Serv. contentieux social, 7 mai 2025 — 24/01049
Texte intégral
Tribunal judiciaire de Bobigny Service du contentieux social Affaire : N° RG 24/01049 - N° Portalis DB3S-W-B7I-ZLTF Jugement du 07 MAI 2025
TRIBUNAL JUDICIAIRE DE [Localité 10]
JUGEMENT CONTENTIEUX DU 07 MAI 2025
Serv. contentieux social Affaire : N° RG 24/01049 - N° Portalis DB3S-W-B7I-ZLTF N° de MINUTE : 25/01186
DEMANDEUR
Monsieur [B] [A] [Adresse 5] [Localité 8] comparant
DEFENDEUR
[18] [Adresse 3] [Localité 7] représentée par Me Mylène BARRERE, avocat au barreau de PARIS, vestiaire : D 2104
COMPOSITION DU TRIBUNAL
DÉBATS
Audience publique du 17 Mars 2025.
Madame Pauline JOLIVET, Présidente, assistée de Madame Corinne KOSNANSKY, assesseur, et de Madame Christelle AMICE, Greffier.
A défaut de conciliation,à l’audience, l’affaire a été plaidée,le tribunal statuant à juge unique conformément à l’accord des parties présentes ou représentées.
JUGEMENT
Prononcé publiquement, par mise à disposition au greffe, par jugement contradictoire et en premier ressort, par Pauline JOLIVET, Première vice-présidente adjointe, assistée de Christelle AMICE, Greffier.
Transmis par RPVA à : Me Mylène BARRERE
FAITS ET PROCÉDURE
M. [B] [A], salarié de la société [9] en qualité de chauffeur livreur, a transmis à la [12] ([16]) de Seine-[Localité 24] une déclaration de maladie professionnelle, en date du 16 mai 2023, indiquant être atteint d’un “problème articulaire au niveau des genoux et du dos. Problème de dépression”.
Le certificat médical initial, rédigé par le docteur [G] [H] le même jour, télétransmis à la [16], constate une : “D# état dépressif gonalgies bilatérale”.
Ce dossier a été enregistré sous le numéro de sinistre 230413759.
Par lettre du 10 juillet 2023, reçue le 17 juillet, la [16] a informé l’assuré de l’ouverture d’une instruction.

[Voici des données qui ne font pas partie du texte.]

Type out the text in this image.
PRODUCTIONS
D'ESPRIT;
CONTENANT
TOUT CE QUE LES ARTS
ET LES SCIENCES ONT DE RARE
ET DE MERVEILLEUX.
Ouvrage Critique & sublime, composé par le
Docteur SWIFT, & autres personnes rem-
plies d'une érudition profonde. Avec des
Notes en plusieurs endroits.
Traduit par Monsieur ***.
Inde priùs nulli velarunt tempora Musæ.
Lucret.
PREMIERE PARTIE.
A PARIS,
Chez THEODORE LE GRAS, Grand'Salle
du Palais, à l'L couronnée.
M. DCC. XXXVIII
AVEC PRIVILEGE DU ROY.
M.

Par lettre du 18 septembre 2023, elle l’a informé de la transmission du dossier au [14] ([19]).
Par lettre du 29 décembre 2023, la [16] a notifié à M. [A] sa décision de refus de prise en charge de la maladie hors tableau “état dépressif” du 13 avril 2023, conformément à l’avis défavorable émis par le [19].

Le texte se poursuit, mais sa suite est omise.